Kinetics for the sulfuric acid‐catalyzed reactions of ethylene oxide with water and ethylene glycols

Abstract

AbstractAdiabatic calorimeter experiments have quantified the sulfuric acid‐catalyzed reaction of ethylene oxide (EO) with water to form ethylene glycol (EG) and higher glycols. Conditions were selected relevant to industrial safety, such as a scenario of reverse flow of acid from a scrubber to an EO tank. Concentrations of 25–95 wt% EO with acidified water of pH 3.0 down to pH –0.7 were examined. In some experiments, EG was also added to the mix.
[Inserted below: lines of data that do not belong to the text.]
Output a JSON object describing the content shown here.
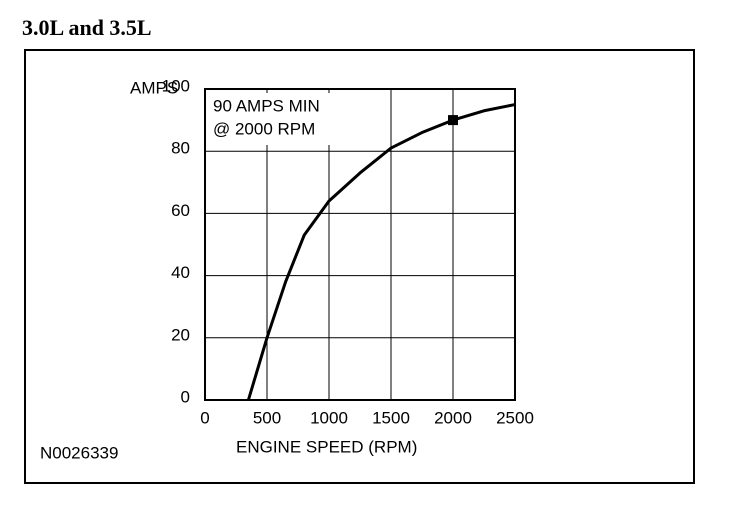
{
  "chart_data": {
    "type": "line",
    "title": "3.0L and 3.5L",
    "x": [
      350,
      500,
      650,
      800,
      1000,
      1250,
      1500,
      1750,
      2000,
      2250,
      2500
    ],
    "values": [
      0,
      20,
      38,
      53,
      64,
      73,
      81,
      86,
      90,
      93,
      95
    ],
    "color": "#000000",
    "xlim": [
      0,
      2500
    ],
    "xticks": [
      0,
      500,
      1000,
      1500,
      2000,
      2500
    ],
    "ylim": [
      0,
      100
    ],
    "yticks": [
      0,
      20,
      40,
      60,
      80,
      100
    ],
    "grid": true,
    "xlabel": "ENGINE SPEED (RPM)",
    "ylabel": "AMPS",
    "annotation": [
      "90 AMPS MIN",
      "@ 2000 RPM"
    ],
    "marker": {
      "x": 2000,
      "y": 90
    },
    "figure_id": "N0026339"
  }
}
The best fit apparent reaction rate expression exhibits a 1.5 order in EO concentration, third order in water concentration, nearly first order in acid concentration, and an activation energy of 76,500 kJ/kmol. The reaction model provides an adequate fit of adiabatic self‐heat rate versus temperature, pressure rate versus temperature, pressure versus time, and temperature versus time data for a large number of APTAC (Automatic Pressure Tracking Adiabatic Calorimeter) experiments. The model builds on one previously developed for the neutral reactions of EO with water and EGs. A case study involving a sulfuric acid‐contaminated EO railcar is presented. The reaction model can help quantify the behavior of EO contaminated with sulfuric acid solution below about 120°C. Above this temperature, other reaction pathways not characterized in this study become more prominent.